Après avoir réglé ses nominations en interne quant à qui dirigera quoi, le groupe Elior envisage une nouvelle restructuration de sa filiale de restauration collective, Avenance.
Durant la première quinzaine d’octobre, des réunions sont prévues avec les organisations syndicales puis avec les CCE pour envisager un nouveau découpage géographique et/ou par produit.
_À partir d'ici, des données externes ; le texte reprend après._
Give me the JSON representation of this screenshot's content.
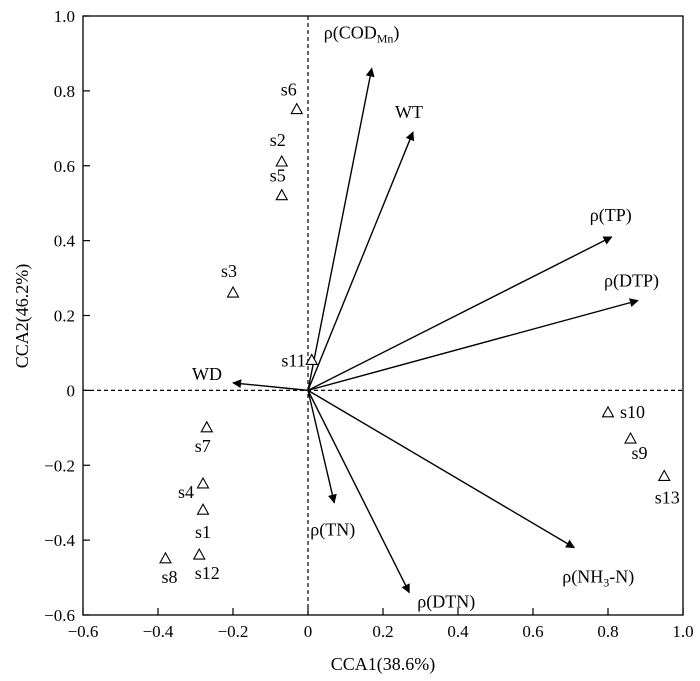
{
  "chart_data": {
    "type": "scatter",
    "xlabel": "CCA1(38.6%)",
    "ylabel": "CCA2(46.2%)",
    "xlim": [
      -0.6,
      1.0
    ],
    "ylim": [
      -0.6,
      1.0
    ],
    "x_ticks": [
      "−0.6",
      "−0.4",
      "−0.2",
      "0",
      "0.2",
      "0.4",
      "0.6",
      "0.8",
      "1.0"
    ],
    "x_tick_values": [
      -0.6,
      -0.4,
      -0.2,
      0,
      0.2,
      0.4,
      0.6,
      0.8,
      1.0
    ],
    "y_ticks": [
      "−0.6",
      "−0.4",
      "−0.2",
      "0",
      "0.2",
      "0.4",
      "0.6",
      "0.8",
      "1.0"
    ],
    "y_tick_values": [
      -0.6,
      -0.4,
      -0.2,
      0,
      0.2,
      0.4,
      0.6,
      0.8,
      1.0
    ],
    "reference_lines": {
      "x": 0,
      "y": 0,
      "style": "dashed"
    },
    "marker": "open-triangle",
    "sites": [
      {
        "label": "s1",
        "x": -0.28,
        "y": -0.32
      },
      {
        "label": "s2",
        "x": -0.07,
        "y": 0.61
      },
      {
        "label": "s3",
        "x": -0.2,
        "y": 0.26
      },
      {
        "label": "s4",
        "x": -0.28,
        "y": -0.25
      },
      {
        "label": "s5",
        "x": -0.07,
        "y": 0.52
      },
      {
        "label": "s6",
        "x": -0.03,
        "y": 0.75
      },
      {
        "label": "s7",
        "x": -0.27,
        "y": -0.1
      },
      {
        "label": "s8",
        "x": -0.38,
        "y": -0.45
      },
      {
        "label": "s9",
        "x": 0.86,
        "y": -0.13
      },
      {
        "label": "s10",
        "x": 0.8,
        "y": -0.06
      },
      {
        "label": "s11",
        "x": 0.01,
        "y": 0.08
      },
      {
        "label": "s12",
        "x": -0.29,
        "y": -0.44
      },
      {
        "label": "s13",
        "x": 0.95,
        "y": -0.23
      }
    ],
    "vectors": [
      {
        "label": "ρ(COD",
        "sub": "Mn",
        "suffix": ")",
        "x": 0.17,
        "y": 0.86
      },
      {
        "label": "WT",
        "x": 0.28,
        "y": 0.69
      },
      {
        "label": "ρ(TP)",
        "x": 0.81,
        "y": 0.41
      },
      {
        "label": "ρ(DTP)",
        "x": 0.88,
        "y": 0.24
      },
      {
        "label": "WD",
        "x": -0.2,
        "y": 0.02
      },
      {
        "label": "ρ(TN)",
        "x": 0.07,
        "y": -0.3
      },
      {
        "label": "ρ(DTN)",
        "x": 0.27,
        "y": -0.54
      },
      {
        "label": "ρ(NH",
        "sub": "3",
        "suffix": "-N)",
        "x": 0.71,
        "y": -0.42
      }
    ]
  }
}
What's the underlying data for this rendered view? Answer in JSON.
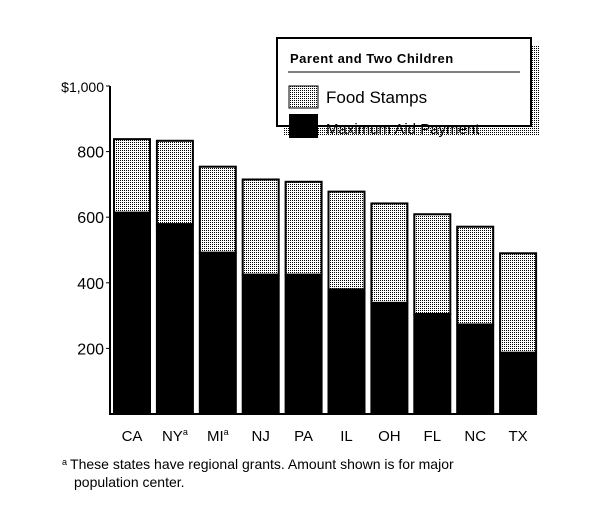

Ces restructurations constantes (la dernière a eu lieu il y a moins de deux ans) entament la crédibilité des syndicats dans leur ensemble ainsi que celle des Comités d’Entreprise au sein du groupe. La direction empêche les organisations syndicales de se livrer loyalement à l’activité qui leur est dévolue par la loi. Les CE reçoivent des informations économiques et sur l’emploi dont aucune comparaison n’est possible d’année en année. La direction met 4 à 6 mois pour répondre aux questions des représentants du personnel lorsque celles-ci sortent du cadre de ses projets économiques.
Le coût considérable de ces restructurations pèsent sur les comptes du groupe, diminue la marge de négociation salariale et désavantage le résultat communiqué aux actionnaires.
Aux yeux de notre syndicat, le seul avantage est de stimuler les gains de productivité grâce à un « management par le chaos »… En changeant sans arrêt les structures et les dirigeants, les équipes de terrain sont obligées de s’adapter à une charge de travail croissante avec moins de moyens en termes humains et matériels.